Likewise, Dictionary.com uses words like beverage, fruit, blender, milk, juice and yogurt, but adds ice. Anyway, you get the picture. A smoothie generally steers clear of using processed foods, sugar and other unhealthy components to make a thick, frozen, or at least cool beverage designed to promote health.

Breakfast Smoothie Step 1 – You have probably heard that breakfast is the most important meal of the day. So if you are going to replace your morning meal with a smoothie, there are some things you have to be sure and include. Protein is important at breakfast and gives you energy and throughout the day.

People that eat protein during breakfast also tend to eat less all day long, leading to a more naturally regulated body weight. So you want to ensure you get some type of protein in your breakfast smoothie.
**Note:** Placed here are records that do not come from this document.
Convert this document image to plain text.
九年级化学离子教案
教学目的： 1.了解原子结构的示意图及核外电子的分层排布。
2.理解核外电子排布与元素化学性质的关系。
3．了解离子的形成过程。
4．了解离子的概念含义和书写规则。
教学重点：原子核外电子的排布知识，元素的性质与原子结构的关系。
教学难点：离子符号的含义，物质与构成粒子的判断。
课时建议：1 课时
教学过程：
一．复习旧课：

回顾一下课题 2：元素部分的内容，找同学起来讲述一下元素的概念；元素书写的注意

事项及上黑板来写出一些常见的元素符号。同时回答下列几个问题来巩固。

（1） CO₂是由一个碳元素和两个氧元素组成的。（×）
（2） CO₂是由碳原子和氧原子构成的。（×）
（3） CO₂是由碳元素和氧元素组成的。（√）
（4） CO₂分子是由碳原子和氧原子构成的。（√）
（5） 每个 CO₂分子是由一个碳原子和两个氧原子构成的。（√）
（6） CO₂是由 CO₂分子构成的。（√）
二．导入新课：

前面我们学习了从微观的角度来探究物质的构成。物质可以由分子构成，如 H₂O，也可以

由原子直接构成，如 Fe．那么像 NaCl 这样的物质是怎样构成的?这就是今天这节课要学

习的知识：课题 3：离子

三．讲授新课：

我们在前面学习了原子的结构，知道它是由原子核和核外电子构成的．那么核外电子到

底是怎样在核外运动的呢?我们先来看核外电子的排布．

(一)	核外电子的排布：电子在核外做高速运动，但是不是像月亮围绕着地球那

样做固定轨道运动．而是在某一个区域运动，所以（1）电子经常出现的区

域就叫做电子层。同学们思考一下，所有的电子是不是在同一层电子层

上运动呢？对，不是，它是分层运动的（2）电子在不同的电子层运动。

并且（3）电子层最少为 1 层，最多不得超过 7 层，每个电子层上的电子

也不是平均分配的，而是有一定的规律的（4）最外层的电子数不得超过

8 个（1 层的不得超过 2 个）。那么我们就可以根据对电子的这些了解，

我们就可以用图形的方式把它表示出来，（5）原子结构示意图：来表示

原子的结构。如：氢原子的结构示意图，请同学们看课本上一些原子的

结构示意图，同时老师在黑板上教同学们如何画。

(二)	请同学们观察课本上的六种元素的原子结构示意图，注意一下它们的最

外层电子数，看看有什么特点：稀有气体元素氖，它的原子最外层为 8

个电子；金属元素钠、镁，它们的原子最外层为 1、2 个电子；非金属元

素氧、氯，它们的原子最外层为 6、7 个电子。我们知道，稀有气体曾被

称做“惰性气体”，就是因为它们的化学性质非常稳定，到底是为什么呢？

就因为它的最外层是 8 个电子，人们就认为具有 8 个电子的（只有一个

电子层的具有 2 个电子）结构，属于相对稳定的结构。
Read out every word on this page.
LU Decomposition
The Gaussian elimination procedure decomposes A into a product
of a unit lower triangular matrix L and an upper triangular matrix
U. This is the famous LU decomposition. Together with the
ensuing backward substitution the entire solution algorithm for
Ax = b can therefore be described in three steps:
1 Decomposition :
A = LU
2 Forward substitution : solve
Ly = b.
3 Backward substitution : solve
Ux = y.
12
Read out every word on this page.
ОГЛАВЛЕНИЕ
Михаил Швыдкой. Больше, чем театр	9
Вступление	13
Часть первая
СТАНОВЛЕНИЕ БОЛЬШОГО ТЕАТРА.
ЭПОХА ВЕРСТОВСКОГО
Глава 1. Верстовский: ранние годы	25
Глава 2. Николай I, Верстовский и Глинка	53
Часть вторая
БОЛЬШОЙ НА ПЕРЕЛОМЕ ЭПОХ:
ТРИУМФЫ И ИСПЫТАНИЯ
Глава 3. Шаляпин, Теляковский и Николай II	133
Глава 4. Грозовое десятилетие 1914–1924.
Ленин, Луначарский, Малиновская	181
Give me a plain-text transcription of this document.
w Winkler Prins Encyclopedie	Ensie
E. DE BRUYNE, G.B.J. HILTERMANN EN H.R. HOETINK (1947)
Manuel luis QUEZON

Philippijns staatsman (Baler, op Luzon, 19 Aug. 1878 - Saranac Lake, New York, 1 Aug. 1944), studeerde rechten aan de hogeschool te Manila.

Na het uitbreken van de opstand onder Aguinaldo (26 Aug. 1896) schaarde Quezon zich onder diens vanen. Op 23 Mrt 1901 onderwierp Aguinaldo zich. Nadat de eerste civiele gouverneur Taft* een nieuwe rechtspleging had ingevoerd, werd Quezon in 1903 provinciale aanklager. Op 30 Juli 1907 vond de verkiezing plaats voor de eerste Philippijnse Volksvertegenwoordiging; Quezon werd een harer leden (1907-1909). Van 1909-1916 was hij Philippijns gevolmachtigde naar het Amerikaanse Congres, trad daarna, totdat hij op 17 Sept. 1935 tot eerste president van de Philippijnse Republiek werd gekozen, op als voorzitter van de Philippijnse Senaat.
Some great sources of protein for your breakfast smoothie include eggs, spinach, kale, collard greens and protein powders.

Breakfast Smoothie Step 2 – Adding fruit to your smoothies makes them taste great. It also delivers a lot of wonderful nutrients and dietary fiber. This regulates your digestive system, once again promoting a healthy body weight. Apples, mangos, blueberries, bananas, strawberries, pears, blackberries and pineapples are all great tasting additions to any breakfast smoothie. (You may also choose to add fruit through yogurt, but read the nutrition label carefully so you do not indulge in a processed, unhealthy product.)

Breakfast Smoothie Step 3 – You need some type of liquid base. Try to steer clear of dairy products as much as you can. The last few years, we are learning more and more that dairy products may not be as healthy as we once thought. Great traditional milk alternatives include soy milk, rice milk, hemp milk, almond milk and oat milk.

For your liquid you also might want to choose orange, apple, grape or pomegranate juice. Just be sure to select sugar-free, healthy varieties, going organic whenever you can.

Breakfast Smoothie Step 4 – Mix! This is the easy part. Pour a cup or 2 of your liquid with 2 ice cubes into your blender and mix. Start slowly adding your protein source and vegetables. Add liquid as needed, and experiment with different combinations.